2. Do you know if the materials used in building your residence greatly hinder reception of local broadcasts such as TV?>> A minority of houses are now being built using steel framing. But this wont affect TV in NZ because its all digital now, carried on either UHF or direct to home satellite. In both cases, external aerials are used for reception. Apartments are prewired with community antenna distribution.
3. How much time can you allocate to receiving broadcasts?>>Most of the time, if its radio and portable such as built into cellphone, car radio, home stereo tuner or AV receiver.
4. Can you accept the possibility of not receiving a particular broadcast or part of one?>> No, I find a better channel fairly quickly. Of course, a DRM radio will do this automatically, and remain delivering the exact same program to me via a better frequency. I suspect the public do not know this.
5. Can you spare at least a couple hundred dollars to buy necessary equipment?>> Well thats much less money than most youth spend on cellphones and laptops, and yes i could spend that money but nothing is available. Nothing.
6. Are you familiar with installing and running software on a computer beyond browsing the InterNet?>> Yes but I dont recommend that method for someone who wants to get a better radio.
7. Do you have space and permission to erect an external antenna outdoors if needed?>> Yes but its not necessary for shortwave reception, a piece of wire thrown out the window, or buy or make an indoor loop, or use the active antenna that comes with a real shortwave ("world band radio")set.
8. Do you understand the meaning of UTC as applied to time?>> Yes, it means I have to get up at 4am to listen to "The Disco Palace" LOL
9. What factor motivates you to receive broadcasts in one of the DRM standards, e.g. cleaner audio, text, graphics, video?>> because I can. - And I believe its the best system available to do those things.
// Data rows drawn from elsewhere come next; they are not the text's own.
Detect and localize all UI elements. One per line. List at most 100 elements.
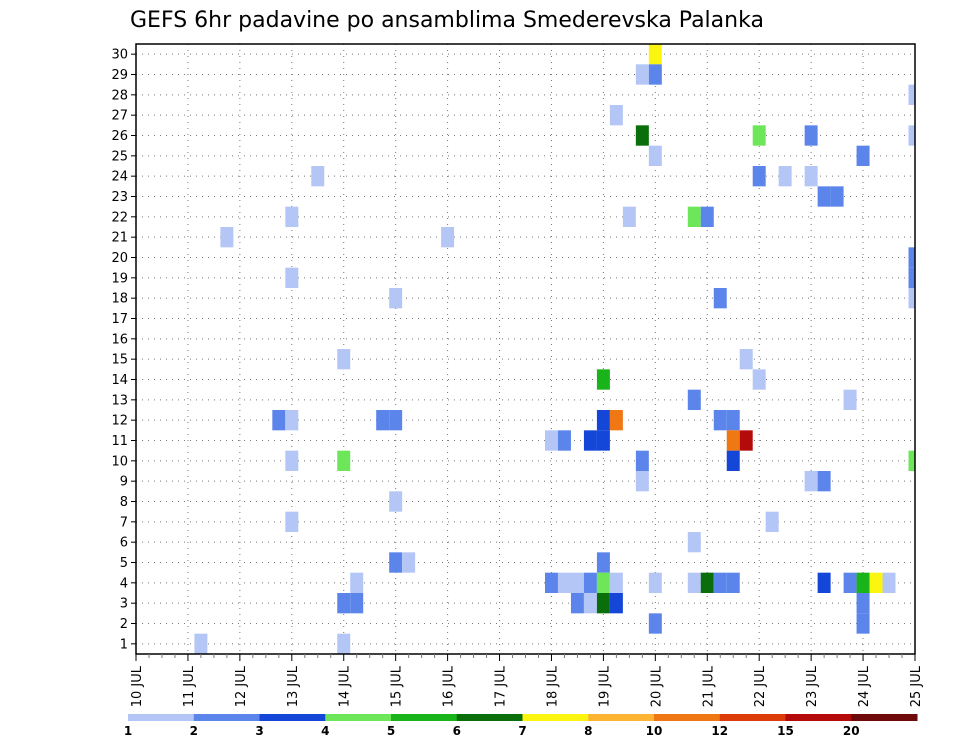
precip-cell <box>544 572 558 593</box>
precip-cell <box>856 613 870 634</box>
precip-cell <box>648 44 662 65</box>
y-tick-label: 15 <box>111 353 128 368</box>
precip-cell <box>830 186 844 207</box>
precip-cell <box>843 389 857 410</box>
colorbar-swatch <box>588 714 655 721</box>
precip-cell <box>622 206 636 227</box>
x-tick-label: 20 JUL <box>649 665 664 707</box>
precip-cell <box>908 450 915 471</box>
colorbar-swatch <box>128 714 195 721</box>
precip-cell <box>609 572 623 593</box>
precip-cell <box>687 572 701 593</box>
precip-cell <box>648 572 662 593</box>
precip-cell <box>856 572 870 593</box>
colorbar-swatch <box>259 714 326 721</box>
y-tick-label: 8 <box>120 495 128 510</box>
precip-cell <box>311 166 325 187</box>
precip-cell <box>544 430 558 451</box>
x-tick-label: 12 JUL <box>234 665 249 707</box>
y-tick-label: 10 <box>111 454 128 469</box>
colorbar-label: 12 <box>711 724 728 738</box>
y-tick-label: 16 <box>111 332 128 347</box>
precip-cell <box>635 64 649 85</box>
precip-cell <box>441 227 455 248</box>
y-tick-label: 11 <box>111 434 128 449</box>
x-tick-label: 17 JUL <box>494 665 509 707</box>
precip-cell <box>570 572 584 593</box>
colorbar-label: 6 <box>453 724 461 738</box>
y-tick-label: 30 <box>111 48 128 63</box>
colorbar-swatch <box>719 714 786 721</box>
y-tick-label: 7 <box>120 515 128 530</box>
colorbar-label: 2 <box>190 724 198 738</box>
precip-cell <box>726 430 740 451</box>
x-tick-label: 18 JUL <box>545 665 560 707</box>
precip-cell <box>726 450 740 471</box>
y-tick-label: 28 <box>111 88 128 103</box>
colorbar-label: 5 <box>387 724 395 738</box>
precip-cell <box>285 450 299 471</box>
precip-cell <box>908 288 915 309</box>
precip-cell <box>687 206 701 227</box>
precip-cell <box>648 145 662 166</box>
x-tick-label: 15 JUL <box>390 665 405 707</box>
precip-cell <box>713 288 727 309</box>
precip-cell <box>583 572 597 593</box>
precip-cell <box>817 471 831 492</box>
plot-frame <box>135 43 916 655</box>
y-tick-label: 29 <box>111 68 128 83</box>
precip-cell <box>908 267 915 288</box>
x-tick-label: 24 JUL <box>857 665 872 707</box>
y-tick-label: 27 <box>111 109 128 124</box>
precip-cell <box>609 105 623 126</box>
precip-cell <box>557 572 571 593</box>
y-tick-label: 19 <box>111 271 128 286</box>
precip-cell <box>609 410 623 431</box>
precip-cell <box>635 125 649 146</box>
y-tick-label: 22 <box>111 210 128 225</box>
y-tick-label: 9 <box>120 475 128 490</box>
precip-cell <box>752 166 766 187</box>
y-tick-label: 24 <box>111 170 128 185</box>
precip-cells <box>194 44 915 654</box>
precip-cell <box>635 450 649 471</box>
colorbar-label: 15 <box>777 724 794 738</box>
precip-cell <box>700 206 714 227</box>
precip-cell <box>583 593 597 614</box>
x-tick-label: 22 JUL <box>753 665 768 707</box>
precip-cell <box>804 166 818 187</box>
y-tick-label: 26 <box>111 129 128 144</box>
colorbar-label: 20 <box>843 724 860 738</box>
colorbar-label: 3 <box>255 724 263 738</box>
colorbar-swatch <box>654 714 721 721</box>
precip-cell <box>389 552 403 573</box>
precip-cell <box>337 633 351 654</box>
precip-cell <box>713 572 727 593</box>
precip-cell <box>220 227 234 248</box>
x-tick-label: 16 JUL <box>442 665 457 707</box>
x-tick-label: 23 JUL <box>805 665 820 707</box>
precip-cell <box>596 572 610 593</box>
precip-cell <box>389 491 403 512</box>
precip-cell <box>700 572 714 593</box>
x-tick-label: 21 JUL <box>701 665 716 707</box>
y-tick-label: 12 <box>111 414 128 429</box>
precip-cell <box>285 511 299 532</box>
precip-cell <box>337 593 351 614</box>
colorbar-swatch <box>325 714 392 721</box>
y-tick-label: 20 <box>111 251 128 266</box>
precip-cell <box>402 552 416 573</box>
precip-cell <box>583 430 597 451</box>
y-tick-label: 4 <box>120 576 128 591</box>
precip-cell <box>596 369 610 390</box>
y-tick-label: 14 <box>111 373 128 388</box>
precip-cell <box>596 430 610 451</box>
y-tick-label: 21 <box>111 231 128 246</box>
precip-cell <box>726 410 740 431</box>
precip-cell <box>596 552 610 573</box>
colorbar-swatch <box>456 714 523 721</box>
precip-cell <box>635 471 649 492</box>
precip-cell <box>908 125 915 146</box>
precip-cell <box>337 349 351 370</box>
10. Who can you ask for local help if needed?>> There are a couple of other Shortwave Listeners in NZ who run similar websites
I have a question for broadcasters:
Can your shrewd use of the DRM standards help a listener to de-hamify the experience of receiving such a broadcast?>> I dont think broadcasters understand this question. Although our Radio Broadcasters Association do support the provision for DRM as a standard for future, none have started domestic transmission.
I have a question for manufacturers of gear enabling reception of DRM broadcasts which includes antennas:
How can you continually improve your product's quality, availability, functionality, and performance to help a listener to de-hamify the experience of receiving a DRM broadcast? Quality, availability, functionality, and performance imply reliability, cost, quantity, form (interface), size, capability, etc.>> In my opinion only 2 manufacturers got close to a good product, Sarapulsky and MSway. Unfortunately we didnt get the opportunity to buy them. NewStar is also highly commended for achieving what they have, however none of these radios meet the current DRM minimum performance standards - ie. they dont have DRM+ capability, let alone a high end model with Diveemo.
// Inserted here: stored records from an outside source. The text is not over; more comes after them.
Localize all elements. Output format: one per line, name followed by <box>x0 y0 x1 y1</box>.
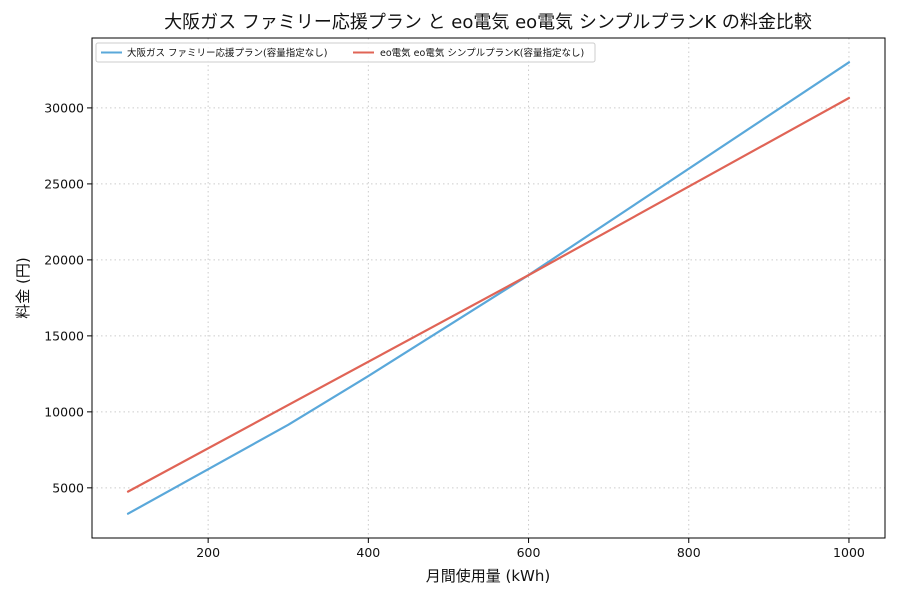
series-line-1 <box>126 61 851 515</box>
series-line-2 <box>126 96 851 493</box>
plot-frame <box>91 37 886 539</box>
y-axis-label: 料金 (円) <box>14 257 32 318</box>
x-tick-label: 400 <box>356 545 380 560</box>
series-lines <box>126 61 851 515</box>
chart-title: 大阪ガス ファミリー応援プラン と eo電気 eo電気 シンプルプランK の料金… <box>164 12 812 33</box>
y-tick-label: 30000 <box>44 100 84 115</box>
axis-ticks: 200 400 600 800 1000 5000 10000 15000 20000 25000… <box>44 100 865 560</box>
legend: 大阪ガス ファミリー応援プラン(容量指定なし) eo電気 eo電気 シンプルプラ… <box>95 42 596 63</box>
legend-label-series-1: 大阪ガス ファミリー応援プラン(容量指定なし) <box>127 47 327 59</box>
x-tick-label: 1000 <box>833 545 865 560</box>
legend-box <box>95 42 596 63</box>
grid <box>92 38 885 538</box>
y-tick-label: 15000 <box>44 328 84 343</box>
x-tick-label: 600 <box>517 545 541 560</box>
legend-label-series-2: eo電気 eo電気 シンプルプランK(容量指定なし) <box>380 47 584 59</box>
y-tick-label: 10000 <box>44 404 84 419</box>
x-tick-label: 200 <box>196 545 220 560</box>
y-tick-label: 5000 <box>52 480 84 495</box>
y-tick-label: 20000 <box>44 252 84 267</box>
x-axis-label: 月間使用量 (kWh) <box>426 567 551 585</box>
y-tick-label: 25000 <box>44 176 84 191</box>
x-tick-label: 800 <box>677 545 701 560</box>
we have a saying here "dead in the water" - like the DAB radio I have in the office, must have cost a lot, and doesnt even pick up AM or FM stations, and cannot tune into the DAB+ station up the road, that went on air about 2005.
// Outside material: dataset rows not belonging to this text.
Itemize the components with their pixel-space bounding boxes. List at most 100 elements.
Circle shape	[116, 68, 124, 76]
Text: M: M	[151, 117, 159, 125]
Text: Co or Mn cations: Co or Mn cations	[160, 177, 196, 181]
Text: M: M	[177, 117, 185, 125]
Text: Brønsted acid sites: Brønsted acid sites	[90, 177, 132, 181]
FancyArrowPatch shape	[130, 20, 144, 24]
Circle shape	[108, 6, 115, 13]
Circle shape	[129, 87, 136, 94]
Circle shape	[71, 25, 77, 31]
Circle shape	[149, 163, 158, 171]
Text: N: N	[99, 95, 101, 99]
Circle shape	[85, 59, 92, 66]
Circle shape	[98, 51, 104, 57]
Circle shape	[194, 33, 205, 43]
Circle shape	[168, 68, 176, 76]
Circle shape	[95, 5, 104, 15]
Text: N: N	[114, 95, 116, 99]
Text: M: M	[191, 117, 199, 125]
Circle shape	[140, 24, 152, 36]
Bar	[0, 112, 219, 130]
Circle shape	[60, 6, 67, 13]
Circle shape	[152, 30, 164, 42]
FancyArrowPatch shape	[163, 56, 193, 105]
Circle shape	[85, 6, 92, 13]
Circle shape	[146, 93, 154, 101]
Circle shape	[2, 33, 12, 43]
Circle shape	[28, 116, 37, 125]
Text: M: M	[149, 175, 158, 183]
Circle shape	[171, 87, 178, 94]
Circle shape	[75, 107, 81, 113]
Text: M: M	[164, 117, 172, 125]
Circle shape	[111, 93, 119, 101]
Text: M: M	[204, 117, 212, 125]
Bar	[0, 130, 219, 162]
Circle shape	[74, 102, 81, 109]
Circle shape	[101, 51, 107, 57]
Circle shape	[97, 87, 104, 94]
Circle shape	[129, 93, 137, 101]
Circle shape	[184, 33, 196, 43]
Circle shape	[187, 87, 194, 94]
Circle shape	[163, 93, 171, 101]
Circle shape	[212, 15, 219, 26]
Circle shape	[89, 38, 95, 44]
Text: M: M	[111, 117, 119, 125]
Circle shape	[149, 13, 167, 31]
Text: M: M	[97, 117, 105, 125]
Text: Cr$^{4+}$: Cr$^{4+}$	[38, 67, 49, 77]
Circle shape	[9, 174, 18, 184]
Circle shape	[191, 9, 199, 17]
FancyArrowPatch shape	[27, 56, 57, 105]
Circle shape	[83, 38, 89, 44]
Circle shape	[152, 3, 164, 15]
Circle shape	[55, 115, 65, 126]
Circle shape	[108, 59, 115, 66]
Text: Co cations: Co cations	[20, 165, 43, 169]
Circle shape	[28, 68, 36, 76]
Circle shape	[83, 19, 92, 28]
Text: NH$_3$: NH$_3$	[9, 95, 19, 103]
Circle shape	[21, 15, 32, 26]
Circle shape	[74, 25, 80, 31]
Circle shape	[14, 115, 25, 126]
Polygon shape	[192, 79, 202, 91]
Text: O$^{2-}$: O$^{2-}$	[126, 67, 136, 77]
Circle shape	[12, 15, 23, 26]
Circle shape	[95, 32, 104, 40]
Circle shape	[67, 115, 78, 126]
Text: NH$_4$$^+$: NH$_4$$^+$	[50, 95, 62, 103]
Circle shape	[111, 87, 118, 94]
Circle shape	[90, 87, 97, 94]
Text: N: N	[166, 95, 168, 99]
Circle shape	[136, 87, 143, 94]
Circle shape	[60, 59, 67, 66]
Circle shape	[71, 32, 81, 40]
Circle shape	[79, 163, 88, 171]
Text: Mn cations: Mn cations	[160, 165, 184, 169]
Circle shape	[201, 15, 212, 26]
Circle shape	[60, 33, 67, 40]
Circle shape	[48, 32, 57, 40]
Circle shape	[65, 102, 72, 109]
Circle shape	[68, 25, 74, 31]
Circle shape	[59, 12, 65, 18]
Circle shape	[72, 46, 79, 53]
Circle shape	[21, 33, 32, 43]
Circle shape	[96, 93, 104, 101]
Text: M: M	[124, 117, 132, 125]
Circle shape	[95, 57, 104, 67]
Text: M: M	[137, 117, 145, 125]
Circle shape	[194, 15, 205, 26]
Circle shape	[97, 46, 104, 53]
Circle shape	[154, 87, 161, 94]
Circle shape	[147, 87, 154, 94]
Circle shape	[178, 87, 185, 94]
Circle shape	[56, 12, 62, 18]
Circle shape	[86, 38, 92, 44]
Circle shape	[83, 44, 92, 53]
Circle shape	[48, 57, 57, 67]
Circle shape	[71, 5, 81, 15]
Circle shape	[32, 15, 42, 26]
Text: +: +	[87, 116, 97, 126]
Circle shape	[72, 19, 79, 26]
I think consumers dont like getting burned twice in the same decade. If you want to sell a radio, make sure it can pick up the basic worldwide standards. It doesnt cost much. The digital process chipsets available for radios are already there and have digital demodulation and Shortwave tuner, the Pioneer car radios sold here have this in them but the retailers dont know it, so the buyers dont ask for it. In theory when they add the decoding chipset required for the IBOC market it will allow the inclusion of DRM at essentially no extra cost.